Attorney General’s Office presents argument defending rules requiring pharmacies to fill lawful prescriptions

Monday, November 17, 2014

Stormans case to be argued in federal Ninth Circuit court Thursday

PORTLAND, Ore. — This week, the Attorney General’s Office will defend rules requiring pharmacies to fill lawful prescriptions for time-sensitive medications.

On Thursday, Nov. 20, at 2 p.m. in Portland, Ore., the Ninth Circuit Court of Appeals will hear argument in the case of Stormans v. Wiesman, in which a pharmacy owner and two pharmacists challenge Washington rules requiring pharmacies to fill lawful prescriptions. 

The plaintiffs object to filling certain prescriptions for emergency contraceptives based on their religious beliefs. The state argues that the rules comply with the First Amendment and ensure that Washington residents have timely access to necessary medications.

“When Washington state residents are in need of medication to protect their health, they should not have to worry about whether the pharmacist will fill their prescription,” Attorney General Bob Ferguson said. “My office will continue to vigorously defend the rules requiring pharmacies to fill lawful prescriptions and ensure Washington residents have access to needed medications.”

This case, formerly known as Stormans v. Selecky, has a long history. The rules at issue were adopted by the Washington Board of Pharmacy in 2007 after a lengthy process of discussion and public comment. 

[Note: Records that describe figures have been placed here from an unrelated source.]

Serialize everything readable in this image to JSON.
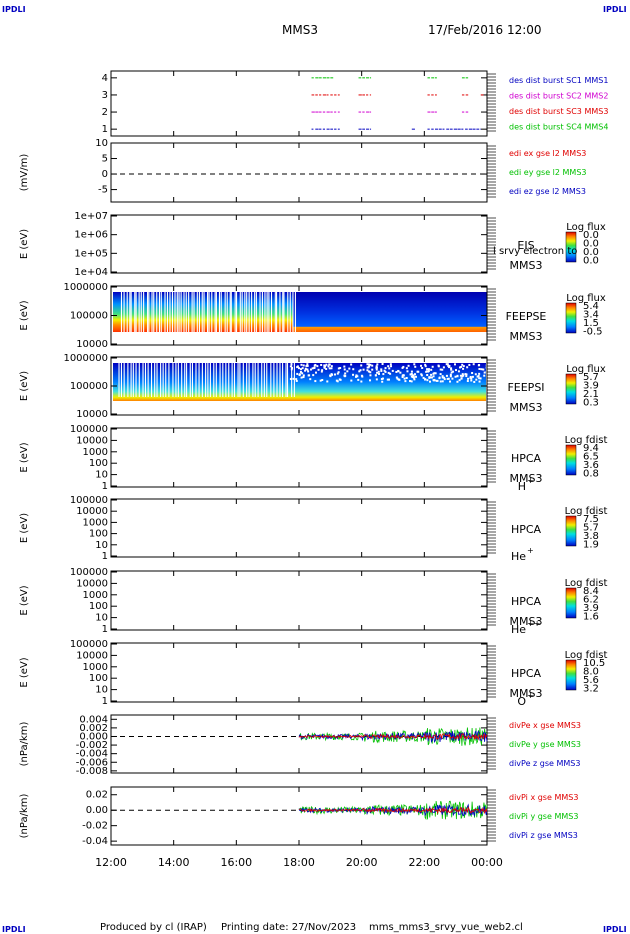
{
  "corner_labels": {
    "tl": "IPDLI",
    "tr": "IPDLI",
    "bl": "IPDLI",
    "br": "IPDLI"
  },
  "header": {
    "spacecraft": "MMS3",
    "date": "17/Feb/2016 12:00"
  },
  "footer": {
    "produced_by": "Produced by cl (IRAP)",
    "printing_date": "Printing date: 27/Nov/2023",
    "script_name": "mms_mms3_srvy_vue_web2.cl"
  },
  "colors": {
    "red": "#e00000",
    "green": "#00c000",
    "blue": "#0000c0",
    "magenta": "#d000d0"
  },
  "chart_data": [
    {
      "id": "panel-burst",
      "type": "line",
      "y_ticks": [
        "1",
        "2",
        "3",
        "4"
      ],
      "ylim": [
        0.6,
        4.4
      ],
      "series": [
        {
          "name": "des dist burst SC1 MMS1",
          "color": "#0000c0",
          "y": 1,
          "segments": [
            [
              18.4,
              19.3
            ],
            [
              19.9,
              20.3
            ],
            [
              21.6,
              21.7
            ],
            [
              22.1,
              23.8
            ]
          ]
        },
        {
          "name": "des dist burst SC2 MMS2",
          "color": "#d000d0",
          "y": 2,
          "segments": [
            [
              18.4,
              19.3
            ],
            [
              19.9,
              20.3
            ],
            [
              22.1,
              22.4
            ],
            [
              23.2,
              23.4
            ]
          ]
        },
        {
          "name": "des dist burst SC3 MMS3",
          "color": "#e00000",
          "y": 3,
          "segments": [
            [
              18.4,
              19.3
            ],
            [
              19.9,
              20.3
            ],
            [
              22.1,
              22.4
            ],
            [
              23.2,
              23.4
            ],
            [
              23.8,
              23.9
            ]
          ]
        },
        {
          "name": "des dist burst SC4 MMS4",
          "color": "#00c000",
          "y": 4,
          "segments": [
            [
              18.4,
              19.1
            ],
            [
              19.9,
              20.3
            ],
            [
              22.1,
              22.4
            ],
            [
              23.2,
              23.4
            ]
          ]
        }
      ]
    },
    {
      "id": "panel-edi",
      "type": "line",
      "ylabel": "(mV/m)",
      "y_ticks": [
        "-5",
        "0",
        "5",
        "10"
      ],
      "ylim": [
        -9,
        10
      ],
      "zero_line": true,
      "series": [
        {
          "name": "edi ex gse l2 MMS3",
          "color": "#e00000"
        },
        {
          "name": "edi ey gse l2 MMS3",
          "color": "#00c000"
        },
        {
          "name": "edi ez gse l2 MMS3",
          "color": "#0000c0"
        }
      ]
    },
    {
      "id": "panel-eis",
      "type": "heatmap",
      "ylabel": "E (eV)",
      "y_ticks": [
        "1e+04",
        "1e+05",
        "1e+06",
        "1e+07"
      ],
      "ylog": [
        4,
        7
      ],
      "instrument": "EIS",
      "spacecraft_label": "MMS3",
      "overlay_text": "l srvy electron to",
      "colorbar": {
        "title": "Log flux",
        "ticks": [
          "0.0",
          "0.0",
          "0.0",
          "0.0"
        ]
      }
    },
    {
      "id": "panel-feepse",
      "type": "heatmap",
      "ylabel": "E (eV)",
      "y_ticks": [
        "10000",
        "100000",
        "1000000"
      ],
      "ylog": [
        4,
        6
      ],
      "instrument": "FEEPSE",
      "spacecraft_label": "MMS3",
      "colorbar": {
        "title": "Log flux",
        "ticks": [
          "5.4",
          "3.4",
          "1.5",
          "-0.5"
        ]
      }
    },
    {
      "id": "panel-feepsi",
      "type": "heatmap",
      "ylabel": "E (eV)",
      "y_ticks": [
        "10000",
        "100000",
        "1000000"
      ],
      "ylog": [
        4,
        6
      ],
      "instrument": "FEEPSI",
      "spacecraft_label": "MMS3",
      "colorbar": {
        "title": "Log flux",
        "ticks": [
          "5.7",
          "3.9",
          "2.1",
          "0.3"
        ]
      }
    },
    {
      "id": "panel-hpca-h",
      "type": "heatmap",
      "ylabel": "E (eV)",
      "y_ticks": [
        "1",
        "10",
        "100",
        "1000",
        "10000",
        "100000"
      ],
      "ylog": [
        0,
        5
      ],
      "instrument": "HPCA",
      "spacecraft_label": "MMS3",
      "species": "H",
      "species_sup": "+",
      "colorbar": {
        "title": "Log fdist",
        "ticks": [
          "9.4",
          "6.5",
          "3.6",
          "0.8"
        ]
      }
    },
    {
      "id": "panel-hpca-he",
      "type": "heatmap",
      "ylabel": "E (eV)",
      "y_ticks": [
        "1",
        "10",
        "100",
        "1000",
        "10000",
        "100000"
      ],
      "ylog": [
        0,
        5
      ],
      "instrument": "HPCA",
      "species": "He",
      "species_sup": "+",
      "colorbar": {
        "title": "Log fdist",
        "ticks": [
          "7.5",
          "5.7",
          "3.8",
          "1.9"
        ]
      }
    },
    {
      "id": "panel-hpca-hepp",
      "type": "heatmap",
      "ylabel": "E (eV)",
      "y_ticks": [
        "1",
        "10",
        "100",
        "1000",
        "10000",
        "100000"
      ],
      "ylog": [
        0,
        5
      ],
      "instrument": "HPCA",
      "spacecraft_label": "MMS3",
      "species": "He",
      "species_sup": "++",
      "colorbar": {
        "title": "Log fdist",
        "ticks": [
          "8.4",
          "6.2",
          "3.9",
          "1.6"
        ]
      }
    },
    {
      "id": "panel-hpca-o",
      "type": "heatmap",
      "ylabel": "E (eV)",
      "y_ticks": [
        "1",
        "10",
        "100",
        "1000",
        "10000",
        "100000"
      ],
      "ylog": [
        0,
        5
      ],
      "instrument": "HPCA",
      "spacecraft_label": "MMS3",
      "species": "O",
      "species_sup": "+",
      "colorbar": {
        "title": "Log fdist",
        "ticks": [
          "10.5",
          "8.0",
          "5.6",
          "3.2"
        ]
      }
    },
    {
      "id": "panel-divpe",
      "type": "line",
      "ylabel": "(nPa/km)",
      "y_ticks": [
        "-0.008",
        "-0.006",
        "-0.004",
        "-0.002",
        "0.000",
        "0.002",
        "0.004"
      ],
      "ylim": [
        -0.0085,
        0.005
      ],
      "zero_line": true,
      "series": [
        {
          "name": "divPe x gse MMS3",
          "color": "#e00000"
        },
        {
          "name": "divPe y gse MMS3",
          "color": "#00c000"
        },
        {
          "name": "divPe z gse MMS3",
          "color": "#0000c0"
        }
      ]
    },
    {
      "id": "panel-divpi",
      "type": "line",
      "ylabel": "(nPa/km)",
      "y_ticks": [
        "-0.04",
        "-0.02",
        "0.00",
        "0.02"
      ],
      "ylim": [
        -0.045,
        0.03
      ],
      "zero_line": true,
      "series": [
        {
          "name": "divPi x gse MMS3",
          "color": "#e00000"
        },
        {
          "name": "divPi y gse MMS3",
          "color": "#00c000"
        },
        {
          "name": "divPi z gse MMS3",
          "color": "#0000c0"
        }
      ]
    }
  ],
  "x_axis": {
    "ticks": [
      "12:00",
      "14:00",
      "16:00",
      "18:00",
      "20:00",
      "22:00",
      "00:00"
    ],
    "xlim": [
      12,
      24
    ]
  }
}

Kevin Stormans, whose family owns Ralph’s Thriftway and its pharmacy in Olympia, and two pharmacists who work elsewhere sued in federal court shortly after the rules were adopted. 

Judge Ronald B. Leighton, of the Western District of Washington, concluded that the rules violated the First Amendment by impinging on the plaintiffs’ exercise of their religion, and he issued a preliminary injunction blocking the rules from being enforced. 

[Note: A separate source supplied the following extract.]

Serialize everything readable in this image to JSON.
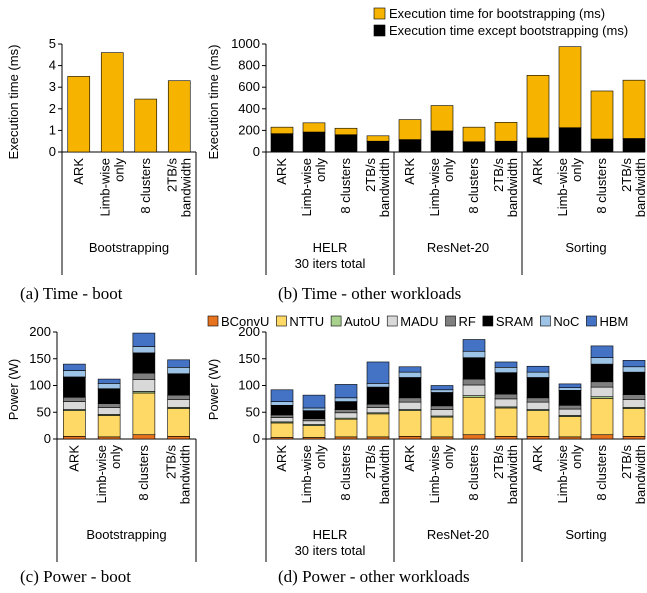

The state appealed, and in 2009 the Ninth Circuit reversed the preliminary injunction, concluding that the rules did not discriminate on the basis of religion and thus should be reviewed under the “rational basis” test, which asks whether there was any rational basis for the rules. The Ninth Circuit sent the case back to Judge Leighton for review under the rational basis standard.

Judge Leighton concluded, however, that rational basis review did not apply, and in 2012 conducted a trial regarding the rules. Although nothing about the rules had changed since the Ninth Circuit’s 2009 ruling and the rules had not been enforced in the interim, Judge Leighton again concluded that the rules violated the First Amendment by impinging on the plaintiffs’ exercise of their religion. 

The state appealed that decision in 2012, and it is this appeal that the Ninth Circuit will hear on Thursday. 

The Ninth Circuit has postponed the argument several times, most recently while awaiting the U.S. Supreme Court’s decision in the Hobby Lobby case. Because the Supreme Court ultimately decided that case based solely on the Religious Freedom Restoration Act, however, and not the First Amendment, it should have no impact on this case.

The state will be represented by Deputy Solicitor General Alan D. Copsey. Argument will take place in the Second Floor Courtroom of the Pioneer Courthouse, 700 S.W. Sixth Avenue, Portland, Ore.